Dilruba Kayserilioğlu hakkında beraat kararı verileceğine inandıklarını belirten Avukat Hüseyin Yıldız da şunları kaydetti:
“Bugün Dilruba’nın yaptığı bir röportaj yüzünden açılan ikinci davasını yani ‘cumhurbaşkanına hakaret’ suçlamasıyla açılan davanın ilk duruşmasına girdik. İlk duruşmada savcı esas hakkındaki mütalaasını Dilruba’nın cezalandırılması yönünde açıkladı. Biz de esas hakkındaki mütalaaya karşı beyanlarımızı sunmak için süre talebinde bulunuyoruz. Ve duruşma 31 Ekim saat 14.30’a ertelendi. Normalde biz asliye cezada görülen davalarda böyle bir ay sonraya duruşma günü alamıyoruz ama bu dosyada bir ay sonra duruşma günü aldık.

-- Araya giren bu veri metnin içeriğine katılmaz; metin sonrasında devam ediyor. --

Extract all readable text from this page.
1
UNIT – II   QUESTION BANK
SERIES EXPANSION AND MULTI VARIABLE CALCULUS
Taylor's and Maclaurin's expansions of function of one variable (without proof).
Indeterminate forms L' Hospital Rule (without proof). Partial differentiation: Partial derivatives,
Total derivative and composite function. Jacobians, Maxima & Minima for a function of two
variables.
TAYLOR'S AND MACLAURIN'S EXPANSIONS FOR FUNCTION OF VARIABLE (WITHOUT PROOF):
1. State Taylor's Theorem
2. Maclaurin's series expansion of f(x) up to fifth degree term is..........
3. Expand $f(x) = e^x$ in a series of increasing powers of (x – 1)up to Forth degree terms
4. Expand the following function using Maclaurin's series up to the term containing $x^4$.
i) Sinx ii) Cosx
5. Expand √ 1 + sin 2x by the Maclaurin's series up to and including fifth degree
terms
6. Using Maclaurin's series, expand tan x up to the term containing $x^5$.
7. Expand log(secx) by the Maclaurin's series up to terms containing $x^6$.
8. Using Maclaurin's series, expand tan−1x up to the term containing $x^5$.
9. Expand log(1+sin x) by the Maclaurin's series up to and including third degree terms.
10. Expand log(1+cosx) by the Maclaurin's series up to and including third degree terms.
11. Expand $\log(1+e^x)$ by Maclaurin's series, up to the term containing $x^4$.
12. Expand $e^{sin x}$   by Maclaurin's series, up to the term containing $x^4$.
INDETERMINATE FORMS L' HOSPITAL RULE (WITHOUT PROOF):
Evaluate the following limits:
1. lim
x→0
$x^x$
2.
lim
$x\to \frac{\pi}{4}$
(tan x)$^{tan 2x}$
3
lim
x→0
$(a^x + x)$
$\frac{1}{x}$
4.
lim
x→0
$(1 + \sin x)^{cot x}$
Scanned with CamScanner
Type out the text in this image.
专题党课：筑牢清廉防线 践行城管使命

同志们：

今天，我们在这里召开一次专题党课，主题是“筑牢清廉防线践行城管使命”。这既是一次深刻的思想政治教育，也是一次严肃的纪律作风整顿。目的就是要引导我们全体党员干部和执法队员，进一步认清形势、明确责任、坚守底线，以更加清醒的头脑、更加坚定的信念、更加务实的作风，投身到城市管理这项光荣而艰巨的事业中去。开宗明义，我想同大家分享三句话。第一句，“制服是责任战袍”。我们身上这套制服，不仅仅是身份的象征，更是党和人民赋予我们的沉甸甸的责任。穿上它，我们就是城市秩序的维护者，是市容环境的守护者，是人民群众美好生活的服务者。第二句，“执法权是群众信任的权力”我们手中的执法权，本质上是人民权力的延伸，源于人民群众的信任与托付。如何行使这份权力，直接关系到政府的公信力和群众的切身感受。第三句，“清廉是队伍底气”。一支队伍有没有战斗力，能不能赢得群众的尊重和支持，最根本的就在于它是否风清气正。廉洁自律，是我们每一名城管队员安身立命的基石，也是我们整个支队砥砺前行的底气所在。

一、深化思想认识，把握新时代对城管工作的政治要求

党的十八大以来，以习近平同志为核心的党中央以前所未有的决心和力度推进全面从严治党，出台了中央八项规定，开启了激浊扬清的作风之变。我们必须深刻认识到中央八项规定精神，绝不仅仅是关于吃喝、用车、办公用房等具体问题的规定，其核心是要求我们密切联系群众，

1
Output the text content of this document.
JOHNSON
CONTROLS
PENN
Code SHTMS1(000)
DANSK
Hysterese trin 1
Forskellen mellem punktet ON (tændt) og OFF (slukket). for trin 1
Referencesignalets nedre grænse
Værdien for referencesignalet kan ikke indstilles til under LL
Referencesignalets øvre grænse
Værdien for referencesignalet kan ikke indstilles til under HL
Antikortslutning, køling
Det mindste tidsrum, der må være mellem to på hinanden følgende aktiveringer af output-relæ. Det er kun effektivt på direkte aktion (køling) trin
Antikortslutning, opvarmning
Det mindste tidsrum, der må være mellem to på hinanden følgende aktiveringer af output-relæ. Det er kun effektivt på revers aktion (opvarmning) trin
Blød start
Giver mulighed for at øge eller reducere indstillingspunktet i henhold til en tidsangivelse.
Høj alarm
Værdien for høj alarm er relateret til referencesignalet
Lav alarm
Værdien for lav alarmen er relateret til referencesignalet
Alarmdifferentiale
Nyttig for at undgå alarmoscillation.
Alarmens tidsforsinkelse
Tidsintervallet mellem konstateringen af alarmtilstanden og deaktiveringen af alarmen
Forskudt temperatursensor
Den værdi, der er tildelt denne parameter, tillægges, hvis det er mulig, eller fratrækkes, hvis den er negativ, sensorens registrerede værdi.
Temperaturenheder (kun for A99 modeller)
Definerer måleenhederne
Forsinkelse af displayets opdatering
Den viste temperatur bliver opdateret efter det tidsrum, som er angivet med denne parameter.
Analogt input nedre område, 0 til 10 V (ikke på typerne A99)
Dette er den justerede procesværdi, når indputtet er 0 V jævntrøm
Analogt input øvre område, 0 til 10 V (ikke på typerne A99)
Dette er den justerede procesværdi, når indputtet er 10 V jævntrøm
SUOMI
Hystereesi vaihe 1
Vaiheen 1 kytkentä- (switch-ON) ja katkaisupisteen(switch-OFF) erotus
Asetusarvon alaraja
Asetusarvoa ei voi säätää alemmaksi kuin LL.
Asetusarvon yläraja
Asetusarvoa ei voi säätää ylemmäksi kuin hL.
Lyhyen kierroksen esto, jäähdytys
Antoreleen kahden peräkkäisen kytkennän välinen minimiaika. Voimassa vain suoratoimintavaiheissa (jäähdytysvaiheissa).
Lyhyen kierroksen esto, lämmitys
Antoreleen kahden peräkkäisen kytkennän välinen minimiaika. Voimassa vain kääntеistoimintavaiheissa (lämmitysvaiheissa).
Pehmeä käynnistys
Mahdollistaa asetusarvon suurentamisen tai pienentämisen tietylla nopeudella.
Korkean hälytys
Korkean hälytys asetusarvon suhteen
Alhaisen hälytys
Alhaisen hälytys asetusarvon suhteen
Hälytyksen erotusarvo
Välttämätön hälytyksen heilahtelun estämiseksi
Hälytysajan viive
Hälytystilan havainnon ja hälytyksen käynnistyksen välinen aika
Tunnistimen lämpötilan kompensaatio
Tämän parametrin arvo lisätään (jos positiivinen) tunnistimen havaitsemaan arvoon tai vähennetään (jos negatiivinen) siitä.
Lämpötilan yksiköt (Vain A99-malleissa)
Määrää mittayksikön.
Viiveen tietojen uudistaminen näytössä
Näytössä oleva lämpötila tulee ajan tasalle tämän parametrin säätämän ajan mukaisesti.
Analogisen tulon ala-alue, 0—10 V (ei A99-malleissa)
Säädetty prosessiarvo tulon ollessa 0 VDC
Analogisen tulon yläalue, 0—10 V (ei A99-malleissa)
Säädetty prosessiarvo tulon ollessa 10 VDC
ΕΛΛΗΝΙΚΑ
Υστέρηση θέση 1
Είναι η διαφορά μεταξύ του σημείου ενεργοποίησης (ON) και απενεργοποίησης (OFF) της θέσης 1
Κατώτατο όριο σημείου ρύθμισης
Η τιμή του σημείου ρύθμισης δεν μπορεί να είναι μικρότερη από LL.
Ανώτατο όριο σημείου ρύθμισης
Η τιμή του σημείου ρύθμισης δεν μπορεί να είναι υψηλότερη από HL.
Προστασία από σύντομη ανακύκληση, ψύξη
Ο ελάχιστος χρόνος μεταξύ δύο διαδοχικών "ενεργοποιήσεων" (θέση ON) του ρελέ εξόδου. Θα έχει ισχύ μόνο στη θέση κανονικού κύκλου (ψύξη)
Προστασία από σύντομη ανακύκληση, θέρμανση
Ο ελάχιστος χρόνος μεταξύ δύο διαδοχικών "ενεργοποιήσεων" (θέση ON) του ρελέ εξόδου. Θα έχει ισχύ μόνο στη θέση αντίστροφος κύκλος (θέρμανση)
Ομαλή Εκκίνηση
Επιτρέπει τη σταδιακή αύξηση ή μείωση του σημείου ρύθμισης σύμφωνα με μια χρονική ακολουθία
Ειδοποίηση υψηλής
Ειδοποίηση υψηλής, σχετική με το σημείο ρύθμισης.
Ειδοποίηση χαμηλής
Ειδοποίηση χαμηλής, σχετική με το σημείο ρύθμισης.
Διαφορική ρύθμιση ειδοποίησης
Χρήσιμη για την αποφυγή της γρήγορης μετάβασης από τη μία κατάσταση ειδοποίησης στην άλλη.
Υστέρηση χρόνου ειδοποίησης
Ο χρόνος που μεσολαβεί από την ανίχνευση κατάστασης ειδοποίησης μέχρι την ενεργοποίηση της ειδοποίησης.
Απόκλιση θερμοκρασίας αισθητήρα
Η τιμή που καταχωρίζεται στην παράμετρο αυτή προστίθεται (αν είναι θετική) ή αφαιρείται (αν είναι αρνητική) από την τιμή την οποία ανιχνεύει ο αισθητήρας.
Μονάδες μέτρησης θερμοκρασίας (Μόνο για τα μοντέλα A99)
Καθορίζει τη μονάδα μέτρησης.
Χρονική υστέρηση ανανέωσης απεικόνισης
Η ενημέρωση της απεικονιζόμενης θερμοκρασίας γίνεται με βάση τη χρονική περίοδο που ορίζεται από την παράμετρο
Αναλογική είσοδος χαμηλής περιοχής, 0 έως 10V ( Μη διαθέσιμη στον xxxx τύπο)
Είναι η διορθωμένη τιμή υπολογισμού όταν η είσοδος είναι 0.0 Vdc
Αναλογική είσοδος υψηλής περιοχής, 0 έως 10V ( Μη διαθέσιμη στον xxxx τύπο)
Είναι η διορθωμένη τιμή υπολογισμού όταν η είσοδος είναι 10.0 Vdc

Türkiye’de hukuka güven yüzde 20’nin altına düşse de bizim hukuka olan güvenimiz tam. Biz müvekkilimizin ifade özgürlüğü kapsamında beyanlarını her Türk vatandaşı gibi yönetime karşı olan eleştirilerini dile getirdiğine inanıyoruz. Ve suçsuz olduğuna inanıyoruz. Beraat etmesinin kuvvetle muhtemel olduğuna inanıyoruz. Zira Türkiye Cumhuriyeti Anayasası’yla ve Avrupa İnsan Hakları Sözleşmesi’yle de güvence altına alınmış bir ifade özgürlüğünü anlatıyor. Demokrasinin gereği yöneticilerimizin biraz daha eleştiriye açık olması gerekiyor. O nedenle biz Dilruba’nın suçsuz olduğuna inanıyoruz. Kuvvetle muhtemel beraat edeceğine inanıyoruz. Çünkü hukuk, adalet gün gelecek elbet bir gün bize doğruyu söyleyecektir.”